Update PAT (Access Token) Scope via API

Identity Security Cloud (ISC) ISC Discussion and Questions
,
1

Is it possible to update (PATCH) the scope for a PAT that belongs to another user? (i.e. not your own PAT ID, but another)
I tried, but I get 403 Forbidden. “The server understood the request but refuses to authorize it.”

patch-personal-access-token | SailPoint Developer Community

PATCH /v3/personal-access-tokens/:id

[
  {
    "op": "replace",
    "path": "/scope",
    "value": [
        "sp:search:read"
    ]
  }
]

Note:I can successfully DELETE a PAT that belongs to another user.

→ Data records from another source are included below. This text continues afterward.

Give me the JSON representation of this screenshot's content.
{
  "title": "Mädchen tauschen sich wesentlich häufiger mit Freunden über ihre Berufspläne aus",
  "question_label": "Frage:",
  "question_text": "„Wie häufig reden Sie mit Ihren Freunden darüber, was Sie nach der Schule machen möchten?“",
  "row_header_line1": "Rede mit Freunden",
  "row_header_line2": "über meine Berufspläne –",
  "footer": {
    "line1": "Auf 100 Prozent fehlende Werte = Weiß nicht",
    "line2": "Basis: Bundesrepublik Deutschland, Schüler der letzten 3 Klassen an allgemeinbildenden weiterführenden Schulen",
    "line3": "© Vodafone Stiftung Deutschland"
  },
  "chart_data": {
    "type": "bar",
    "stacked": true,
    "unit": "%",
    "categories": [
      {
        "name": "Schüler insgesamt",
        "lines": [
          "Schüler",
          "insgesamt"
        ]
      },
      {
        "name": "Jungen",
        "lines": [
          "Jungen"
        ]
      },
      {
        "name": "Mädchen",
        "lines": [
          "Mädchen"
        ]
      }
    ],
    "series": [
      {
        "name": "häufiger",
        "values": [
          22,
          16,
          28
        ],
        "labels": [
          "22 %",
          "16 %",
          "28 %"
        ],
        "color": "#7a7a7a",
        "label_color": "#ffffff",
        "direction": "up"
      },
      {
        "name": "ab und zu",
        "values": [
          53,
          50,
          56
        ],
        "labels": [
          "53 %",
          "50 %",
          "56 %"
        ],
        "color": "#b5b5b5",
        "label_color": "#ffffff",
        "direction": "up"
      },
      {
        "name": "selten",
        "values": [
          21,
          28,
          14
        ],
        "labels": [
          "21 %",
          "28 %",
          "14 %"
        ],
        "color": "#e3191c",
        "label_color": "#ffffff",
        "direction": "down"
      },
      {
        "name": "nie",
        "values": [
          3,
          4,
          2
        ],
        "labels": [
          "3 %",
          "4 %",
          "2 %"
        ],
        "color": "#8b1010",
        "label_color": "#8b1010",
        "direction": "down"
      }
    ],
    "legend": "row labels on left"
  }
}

So if it is a permissions issue, it is weird that I can delete a PAT but not edit its scopes.

Thanks

2

Hi @jrossicare ,

To update PAT, the user must have the below scope.

sp:my-personal-access-tokens:manage

For deletion,

sp:my-personal-access-tokens:manage,sp:all-personal-access-tokens:manage

Thanks!!

3

I think you might have the mentioned scope - sp:all-personal-access-tokens:manage . Hence, you would have deleted the PAT successfully.

4

Hi @GOKUL_ANANTH_M

Thanks for your response.
I have scope sp:scopes:all and my user level is Admin, so I would have thought that sufficient.
I tried adding the scopes you mentioned, but still getting same error.

5

Hi @jrossicare,

Use below curl and add sufficient permissions like [“sp:scopes:all”] to that user, which user API you to authenticate API:

Please ensure that the identity used for authentication has admin-level permissions in the tenant to perform updates and patches.

curl --location --request PATCH 'https://{{tenant}}.api.identitynow.com/v3/personal-access-tokens/{{PAT-id}}' \
--header 'Authorization: Bearer XBwb3J0ZWQiOmZhbHNlLCJhdXRob3JpdGllcyI6WyJPUkdfQURNSU4iLCJzcDp1c2VyIl0sImNsaWVudF9pZCI6InNwLXJlbmRlcmVyIiwic3Ryb25nX2F1dGhfc3VwcG9ydGVkIjpmYWxzZSwiY2xhaW1zX3N1cHBvcnRlZCI6ZmFsc2UsInNjb3BlIjpbIkFnPT0iXSwiZXhwIjoxNzI0NjQ3MTU4LCJqdGkiOiJTa2NwSGc0ZmtVYVJyMVotN0diWnBqUmRYMTgifQ.3stmEvN6hXOeHmGttTIYDrgldwy3RZ57vluRcuIP1b0' \
--header 'Content-Type: application/json-patch+json' \
--data-raw '[
     {
         "op": "add",
         "path": "/scope",
         "value": [
             "sp:scopes:all",
             "sp:my-personal-access-tokens:manage"
         ]
     }
 ]'

Thank You.

6

Hi @gogubapu to confirm, that PAT-id belongs to another user identity, and not your identity?

7

Admin user can’t modify a particular user PAT scope. only same user can be able to modify their scopes. if that user tenant access level admin or user.

1 Like
8

@jrossicare , a user can update the PAT scope only for self, as you are the admin too. Also the scope - sp:my-personal-access-tokens:manage (min scope to use the Patch PAT API), sp:scopes:all (you can do any API calls using this scope - max scope).

Thanks!!

9

Thanks for redirecting me to this discussion. This seems like a shortcoming if it’s intentional.

I opened idea GOV-I-3838 to allow full admin to modify other users’ PATs. If you know of another existing idea for the same topic, please let me know and I’ll vote that one instead.

1 Like
10

To add a bit of context to this thread.

I created a “ISC API Tokens” source, and I wanted to have Certifications to review the scope of API tokens/PATs, so say a manager could revoke scopes that a token shouldnt have.

As this is not possible, the Certification is now for the PAT, and manager can revoke the PAT completely.